Jacobs also spoke against domestic violence and urged persons not to resort to violence when one party wants to leave a relationship.

“Why should you attack someone, chopping that person or stabbing that person with a cutlass or a knife, causing harm or, in some cases, disabling that persons?

“Why should a man or a woman, having been in an intimate relationship, chop or stab that person to death because they want to leave that relationship?” she said.

Speaking at the event, Leader of the Opposition Arnhim Eustace said he rejects the definition of peace as the absence of strife, crime or violence.

“I think it is all the wrong way around. I think there is peace at the top and all these things challenge our peace. I don’t see peace as residual, something that is left back after other things are removed. I see peace at the crown and being threatened by some of these other things, like violence; but peace is supreme,” the New Democratic Party Leader said.

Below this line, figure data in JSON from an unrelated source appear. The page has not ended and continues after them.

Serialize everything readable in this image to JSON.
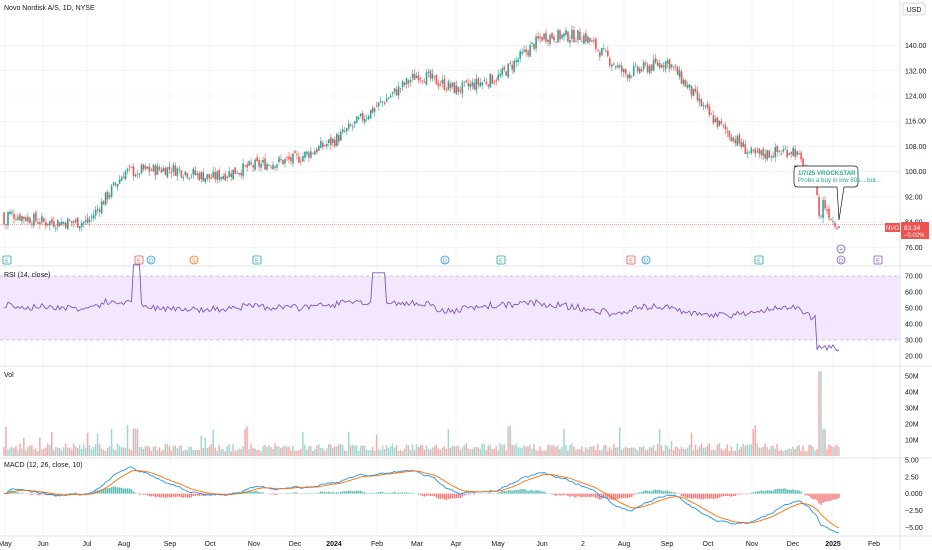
{
  "header": {
    "title": "Novo Nordisk A/S, 1D, NYSE",
    "currency": "USD"
  },
  "chart_data": [
    {
      "type": "candlestick",
      "pane": "price",
      "ticker": "NVO",
      "last_price": "83.34",
      "last_change": "−0.02%",
      "y_ticks": [
        "76.00",
        "84.00",
        "92.00",
        "100.00",
        "108.00",
        "116.00",
        "124.00",
        "132.00",
        "140.00"
      ],
      "ylim": [
        72,
        150
      ],
      "x_labels": [
        "May",
        "Jun",
        "Jul",
        "Aug",
        "Sep",
        "Oct",
        "Nov",
        "Dec",
        "2024",
        "Feb",
        "Mar",
        "Apr",
        "May",
        "Jun",
        "2",
        "Aug",
        "Sep",
        "Oct",
        "Nov",
        "Dec",
        "2025",
        "Feb"
      ],
      "bold_x_labels": [
        "2024",
        "2025"
      ],
      "series_close_by_month": [
        {
          "m": "May",
          "close": 87
        },
        {
          "m": "Jun",
          "close": 84
        },
        {
          "m": "Jul",
          "close": 84
        },
        {
          "m": "Aug",
          "close": 100
        },
        {
          "m": "Sep",
          "close": 101
        },
        {
          "m": "Oct",
          "close": 98
        },
        {
          "m": "Nov",
          "close": 102
        },
        {
          "m": "Dec",
          "close": 104
        },
        {
          "m": "2024",
          "close": 110
        },
        {
          "m": "Feb",
          "close": 121
        },
        {
          "m": "Mar",
          "close": 131
        },
        {
          "m": "Apr",
          "close": 126
        },
        {
          "m": "May",
          "close": 130
        },
        {
          "m": "Jun",
          "close": 143
        },
        {
          "m": "2",
          "close": 143
        },
        {
          "m": "Aug",
          "close": 131
        },
        {
          "m": "Sep",
          "close": 135
        },
        {
          "m": "Oct",
          "close": 118
        },
        {
          "m": "Nov",
          "close": 105
        },
        {
          "m": "Dec",
          "close": 107
        },
        {
          "m": "2025",
          "close": 84
        }
      ],
      "annotation": {
        "line1": "1/7/25 VROCKSTAR",
        "line2": "Probs a buy in low 80s... but..."
      },
      "event_markers": [
        "E",
        "E",
        "D",
        "S",
        "E",
        "D",
        "E",
        "E",
        "D",
        "E",
        "D",
        "E"
      ]
    },
    {
      "type": "line",
      "pane": "rsi",
      "title": "RSI (14, close)",
      "y_ticks": [
        "20.00",
        "30.00",
        "40.00",
        "50.00",
        "60.00",
        "70.00"
      ],
      "ylim": [
        15,
        75
      ],
      "band": [
        30,
        70
      ]
    },
    {
      "type": "bar",
      "pane": "volume",
      "title": "Vol",
      "y_ticks": [
        "10M",
        "20M",
        "30M",
        "40M",
        "50M"
      ],
      "ylim": [
        0,
        55
      ],
      "peak_value_m": 53
    },
    {
      "type": "histogram+line",
      "pane": "macd",
      "title": "MACD (12, 26, close, 10)",
      "y_ticks": [
        "5.00",
        "2.50",
        "0.000",
        "−2.50",
        "−5.00"
      ],
      "ylim": [
        -6,
        5
      ]
    }
  ],
  "colors": {
    "up": "#26a69a",
    "down": "#ef5350",
    "rsi_line": "#7e57c2",
    "rsi_band": "#f3e7fd",
    "macd_line": "#2196f3",
    "signal_line": "#ff6d00",
    "price_label_bg": "#ef5350",
    "grid": "#e0e3eb",
    "text": "#131722"
  }
}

Eustace said that among the things that threaten peace in SVG are politics and the willingness of some citizens to remain silent when they should speak.

“… including the fact that too many of us are afraid to speak our minds. This fundamentally weakens our society and attempts to threaten our peace,” he said.

“And it’s high time that we in St. Vincent and the Grenadines take a new look at how define peace,” Eustace told the gathering.

Rally attendees pose for a photo after the event. (IWN photo)
Rally attendees pose for a photo after the event. (IWN photo)

Speaking at the same event, Anesia Baptiste, leader of the Democratic Republican Party, quoted Psalm 119:165 — “Great peace have they which love thy law: and nothing shall offend them.”

Baptiste said that love and respect for the Ten Commandments causes offence and violence to cease, thereby bringing about peace.

“You see, the love of God requires respect for the inalienable or God-given natural rights and freedoms of all people,” she said.

“When these fundamental rights and their attending freedoms are respected, then we have a scenario where there is social peace,” she said.

Organiser of the event, Kay Bacchus-Browne said that Prime Minister Ralph Gonsalves was invited but indicated that he would have been out of state at the time.

She said Gonsalves’ office said that he did not assign a representative to speak on his behalf as he had promised her he would.
The event included prayers of peace for SVG from members of the Christian community and a toast to peace.